Solution 1:

The basic idea is that you have two numbers to make up a primary key- a "high" number and a "low" number. A client can basically increment the "high" sequence, knowing that it can then safely generate keys from the entire range of the previous "high" value with the variety of "low" values.

For instance, supposing you have a "high" sequence with a current value of 35, and the "low" number is in the range 0-1023. Then the client can increment the sequence to 36 (for other clients to be able to generate keys while it's using 35) and know that keys 35/0, 35/1, 35/2, 35/3... 35/1023 are all available.

It can be very useful (particularly with ORMs) to be able to set the primary keys on the client side, instead of inserting values without primary keys and then fetching them back onto the client. Aside from anything else, it means you can easily make parent/child relationships and have the keys all in place before you do any inserts, which makes batching them simpler.

Solution 2:

In addition to Jon's answer:

It is used to be able to work disconnected.

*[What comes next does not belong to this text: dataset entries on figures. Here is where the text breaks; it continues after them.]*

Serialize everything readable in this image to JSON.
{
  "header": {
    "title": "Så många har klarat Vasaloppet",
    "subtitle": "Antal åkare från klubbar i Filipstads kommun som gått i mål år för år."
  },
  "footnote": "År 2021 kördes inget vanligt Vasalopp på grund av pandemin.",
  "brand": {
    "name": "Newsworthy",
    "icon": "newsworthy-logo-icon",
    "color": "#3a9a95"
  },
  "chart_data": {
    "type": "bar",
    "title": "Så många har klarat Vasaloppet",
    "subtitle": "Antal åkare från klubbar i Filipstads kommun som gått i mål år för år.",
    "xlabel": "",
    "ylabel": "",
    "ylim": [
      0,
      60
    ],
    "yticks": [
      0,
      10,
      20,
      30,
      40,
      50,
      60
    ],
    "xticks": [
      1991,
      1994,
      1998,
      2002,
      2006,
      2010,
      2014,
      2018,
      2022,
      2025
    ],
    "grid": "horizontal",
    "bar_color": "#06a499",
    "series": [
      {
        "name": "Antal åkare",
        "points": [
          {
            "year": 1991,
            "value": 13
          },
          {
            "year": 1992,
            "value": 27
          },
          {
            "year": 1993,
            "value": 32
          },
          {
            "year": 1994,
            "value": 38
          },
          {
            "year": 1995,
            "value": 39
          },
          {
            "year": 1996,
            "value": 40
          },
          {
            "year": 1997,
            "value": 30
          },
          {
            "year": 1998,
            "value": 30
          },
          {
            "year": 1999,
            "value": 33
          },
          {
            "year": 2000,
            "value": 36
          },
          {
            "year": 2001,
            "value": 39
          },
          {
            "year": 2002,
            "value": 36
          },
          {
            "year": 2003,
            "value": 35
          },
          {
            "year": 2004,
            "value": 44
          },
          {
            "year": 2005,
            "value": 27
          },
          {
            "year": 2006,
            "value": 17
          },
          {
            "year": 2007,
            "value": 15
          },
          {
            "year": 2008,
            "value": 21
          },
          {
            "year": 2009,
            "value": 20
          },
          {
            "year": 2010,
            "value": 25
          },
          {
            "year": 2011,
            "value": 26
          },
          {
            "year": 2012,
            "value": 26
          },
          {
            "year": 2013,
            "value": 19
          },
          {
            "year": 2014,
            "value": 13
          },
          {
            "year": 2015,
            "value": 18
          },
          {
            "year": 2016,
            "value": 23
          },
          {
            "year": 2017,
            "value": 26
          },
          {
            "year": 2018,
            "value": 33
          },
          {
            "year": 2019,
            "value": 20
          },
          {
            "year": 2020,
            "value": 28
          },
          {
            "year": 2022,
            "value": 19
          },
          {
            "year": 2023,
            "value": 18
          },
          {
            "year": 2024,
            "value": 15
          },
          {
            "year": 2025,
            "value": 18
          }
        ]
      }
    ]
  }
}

A client can then ask the server for a hi number and create objects increasing the lo number itself. It does not need to contact the server until the lo range is used up.

Solution 3:

The hi/lo algorithm splits the sequences domain into hi groups. A hi value is assigned synchronously. Every hi group is given a maximum number of lo entries, that can be assigned off-line without worrying about concurrent duplicate entries.

  1. The hi token is assigned by the database, and two concurrent calls are guaranteed to see unique consecutive values

  2. Once a hi token is retrieved we only need the incrementSize (the number of lo entries)

  3. The identifiers range is given by the following formula:

     [(hi -1) * incrementSize) + 1, (hi * incrementSize) + 1)
    

    and the “lo” value will be in the range:

     [0, incrementSize)
    

    being applied from the start value of:

     [(hi -1) * incrementSize) + 1)
    
  4. When all lo values are used, a new hi value is fetched and the cycle continues

And this visual presentation is easy to follow as well:

enter image description here

While hi/lo optimizer is fine for optimizing identifier generation, it doesn't play well with other systems inserting rows into our database, without knowing anything about our identifier strategy.

Hibernate offers the pooled-lo optimizer, which offers the advantages of the hi/lo generator strategy while also providing interoperability with other 3rd-party clients that are not aware of this sequence allocation strategy.

Being both efficient and interoperable with other systems, the pooled-lo optimizer is a much better candidate than the legacy hi/lo identifier strategy.